Озеро было не широко, но очень длинно. Близ берега находились два островка. Противолежащие горы на ост и норд-ост тянулись длинными однообразными хребтами. Вокруг островка виднелась полоса сухих деревьев, отчасти на берегу, отчасти в воде. Обоих концов озера на юг и на север, несмотря на то что вид был обширный, нельзя было видеть: они были закрыты выдающимися мысками. Сделав эскиз озера с берега, я выехал в сопровождении радьи Айдумы и двух папуасов в пироге на середину озера. Здесь вид был иной, гораздо более живописный. Высокие горы с красивыми контурами замыкали озеро, которое имело неправильную форму; много мысков и островков разнообразили его. Длина его была раза в три более ширины. Я полагаю, что в быстрой, легкой пироге можно бы переехать его в длину с севера на юг часа в два, обойти кругом (предполагая существование хорошей дороги) часов в восемь — десять. При настоящем положении тропинок туземцы сомневались, чтобы возможно было это сделать даже и в три дня.
Кроме гор на запад, которые мы вчера перешли, нашлось одно более низкое место на юго-запад, между высокой горой Арора и другой. Сделав еще два рисунка, я был обрадован приобретением трех экземпляров одной рыбки, которая водится в озере. Есть еще другая, но ее можно ловить только с помощью крюка, так как она живет в глубине.
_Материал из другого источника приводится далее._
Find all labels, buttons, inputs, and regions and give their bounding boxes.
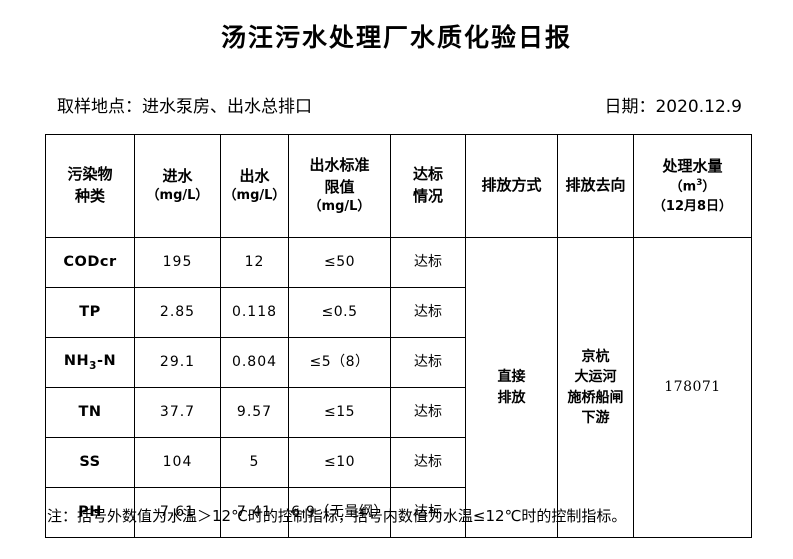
standard-limit-cell: ≤0.5 (288, 287, 391, 338)
pollutant-name-cell: TP (45, 287, 135, 338)
pollutant-name-text: SS (79, 453, 101, 470)
table-row: CODcr 195 12 ≤50 达标 直接 排放 京杭 大运河 施桥船闸 下游… (45, 237, 752, 538)
header-pollutant-line1: 污染物 (67, 165, 113, 184)
pollutant-name-prefix: NH (63, 352, 90, 369)
table-row: NH3-N 29.1 0.804 ≤5（8） 达标 (45, 337, 752, 388)
header-volume-unit: （m3） (635, 177, 750, 197)
influent-value-cell: 7.61 (134, 487, 221, 538)
influent-value-cell: 29.1 (134, 337, 221, 388)
pollutant-name-text: CODcr (63, 253, 117, 270)
pollutant-name-cell: CODcr (45, 237, 135, 288)
pollutant-name-subscript: 3 (89, 359, 97, 372)
header-standard-line1: 出水标准 (309, 155, 370, 174)
header-pollutant-type: 污染物 种类 (45, 134, 135, 238)
header-standard-unit: （mg/L） (308, 199, 371, 215)
table-header-row: 污染物 种类 进水 （mg/L） 出水 （mg/L） 出水标准 限值 （mg/L… (45, 134, 752, 238)
influent-value-cell: 37.7 (134, 387, 221, 438)
influent-value-cell: 104 (134, 437, 221, 488)
volume-unit-open: （m (669, 179, 697, 195)
sample-location-label: 取样地点：进水泵房、出水总排口 (57, 97, 312, 117)
destination-line2: 大运河 (574, 369, 617, 386)
discharge-method-line2: 排放 (497, 389, 526, 406)
standard-limit-cell: 6-9（无量纲） (288, 487, 391, 538)
header-influent-label: 进水 (162, 166, 193, 185)
effluent-value-cell: 0.118 (220, 287, 289, 338)
pollutant-name-cell: PH (45, 487, 135, 538)
header-effluent: 出水 （mg/L） (220, 134, 289, 238)
influent-value-cell: 195 (134, 237, 221, 288)
meta-row: 取样地点：进水泵房、出水总排口 日期：2020.12.9 (45, 92, 750, 118)
status-badge: 达标 (390, 487, 466, 538)
destination-line4: 下游 (581, 409, 610, 426)
header-influent-unit: （mg/L） (146, 188, 209, 204)
standard-limit-cell: ≤15 (288, 387, 391, 438)
standard-limit-cell: ≤10 (288, 437, 391, 488)
footnote-text: 注：括号外数值为水温＞12℃时的控制指标，括号内数值为水温≤12℃时的控制指标。 (47, 507, 627, 525)
discharge-destination-cell: 京杭 大运河 施桥船闸 下游 (557, 237, 634, 538)
page-title: 汤汪污水处理厂水质化验日报 (220, 23, 572, 52)
status-badge: 达标 (390, 437, 466, 488)
effluent-value-cell: 0.804 (220, 337, 289, 388)
standard-limit-cell: ≤50 (288, 237, 391, 288)
volume-unit-superscript: 3 (696, 178, 703, 189)
header-effluent-unit: （mg/L） (223, 188, 286, 204)
pollutant-name-cell: TN (45, 387, 135, 438)
header-treated-volume: 处理水量 （m3） （12月8日） (633, 134, 752, 238)
table-row: SS 104 5 ≤10 达标 (45, 437, 752, 488)
header-influent: 进水 （mg/L） (134, 134, 221, 238)
header-compliance-line1: 达标 (412, 165, 443, 184)
discharge-method-line1: 直接 (497, 369, 526, 386)
table-row: TN 37.7 9.57 ≤15 达标 (45, 387, 752, 438)
water-quality-table: 污染物 种类 进水 （mg/L） 出水 （mg/L） 出水标准 限值 （mg/L… (45, 134, 752, 538)
destination-line3: 施桥船闸 (567, 389, 624, 406)
pollutant-name-cell: SS (45, 437, 135, 488)
pollutant-name-text: TN (78, 403, 102, 420)
header-volume-date: （12月8日） (652, 198, 733, 214)
status-badge: 达标 (390, 337, 466, 388)
header-discharge-destination: 排放去向 (557, 134, 634, 238)
header-effluent-label: 出水 (239, 166, 270, 185)
header-standard-line2: 限值 (324, 177, 355, 196)
pollutant-name-cell: NH3-N (45, 337, 135, 388)
treated-volume-cell: 178071 (633, 237, 752, 538)
status-badge: 达标 (390, 387, 466, 438)
header-discharge-method: 排放方式 (465, 134, 558, 238)
standard-limit-cell: ≤5（8） (288, 337, 391, 388)
status-badge: 达标 (390, 237, 466, 288)
effluent-value-cell: 12 (220, 237, 289, 288)
table-row: TP 2.85 0.118 ≤0.5 达标 (45, 287, 752, 338)
destination-line1: 京杭 (581, 348, 610, 365)
header-pollutant-line2: 种类 (74, 187, 105, 205)
volume-unit-close: ） (702, 179, 716, 195)
table-row: PH 7.61 7.41 6-9（无量纲） 达标 (45, 487, 752, 538)
header-compliance-status: 达标 情况 (390, 134, 466, 238)
effluent-value-cell: 7.41 (220, 487, 289, 538)
pollutant-name-suffix: -N (96, 352, 117, 369)
status-badge: 达标 (390, 287, 466, 338)
pollutant-name-text: PH (78, 503, 102, 520)
effluent-value-cell: 9.57 (220, 387, 289, 438)
report-date-label: 日期：2020.12.9 (604, 97, 742, 117)
discharge-method-cell: 直接 排放 (465, 237, 558, 538)
header-effluent-standard-limit: 出水标准 限值 （mg/L） (288, 134, 391, 238)
pollutant-name-text: TP (79, 303, 101, 320)
header-compliance-line2: 情况 (412, 187, 443, 205)
influent-value-cell: 2.85 (134, 287, 221, 338)
header-volume-line1: 处理水量 (662, 156, 723, 175)
effluent-value-cell: 5 (220, 437, 289, 488)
На возвратном пути я осмотрел отвесные белые скалы, на которых виднелись две параллельные линии, одна над другой; нижняя отстояла приблизительно на 150 см, другая — на 3 м от постоянного уровня озера. На камнях, стволах и ветвях стоящих в воде деревьев я собрал несколько экземпляров губки. Эта находка навела меня на мысль, что оз. Камака-Валлар было некогда заливом или же находилось каким-нибудь образом в связи с морем. Собранные раковины, принадлежащие моллюскам, еще и теперь живущим в озере, делают это предположение довольно вероятным. На мои вопросы о сухих деревьях в воде и по берегу туземцы сказали, что вода озера была некогда высока и все эти деревья погибли, будучи совсем или отчасти покрыты водой, и что теперь вода в озере понизилась. Но когда вода была высока и когда понизилась, я не мог добиться. Определив с помощью аппарата Реньо высоту уровня озера, я вернулся к хижине и занялся рисованием ее и людей.
Хижина, хотя и была построена на сваях, была низкой и имела очень плоскую крышу. Стены состояли из планок, связанных ротангом; они были не выше 1 м, так что только более малорослые туземцы могли в ней стоять, и то только посередине, под коньком. Мне же и это оказалось невозможным. Оба фронтона были открыты. Пол сделан из планок так называемого «пинанг утан» (дикая арековая пальма). Под одной крышей были собственно два отделения хижины, между которыми находился проход. Каждое из этих отделений в свою очередь состояло из двух каморок. С обеих боковых сторон под продолжением крыши находились платформы для сиденья или спанья. Двери были очень малы: в них можно было только пролезть с большим трудом и совсем съежившись. Не только стоять, но и сидеть с поднятой головой нельзя было в каморках. Так как перегородки между ними были низкие, то можно было, стоя на коленях, видеть все, что происходило в других отделениях хижины. Двери открывались в разные стороны. Было также заметно стремление к украшениям: концы выдающихся брусьев были вырезаны наподобие головы крокодила, который, по словам туземцев, водится в большом количестве в озере. Несколько прямолинейных орнаментов, вырезанных и разрисованных углем, красовались на некоторых стенах.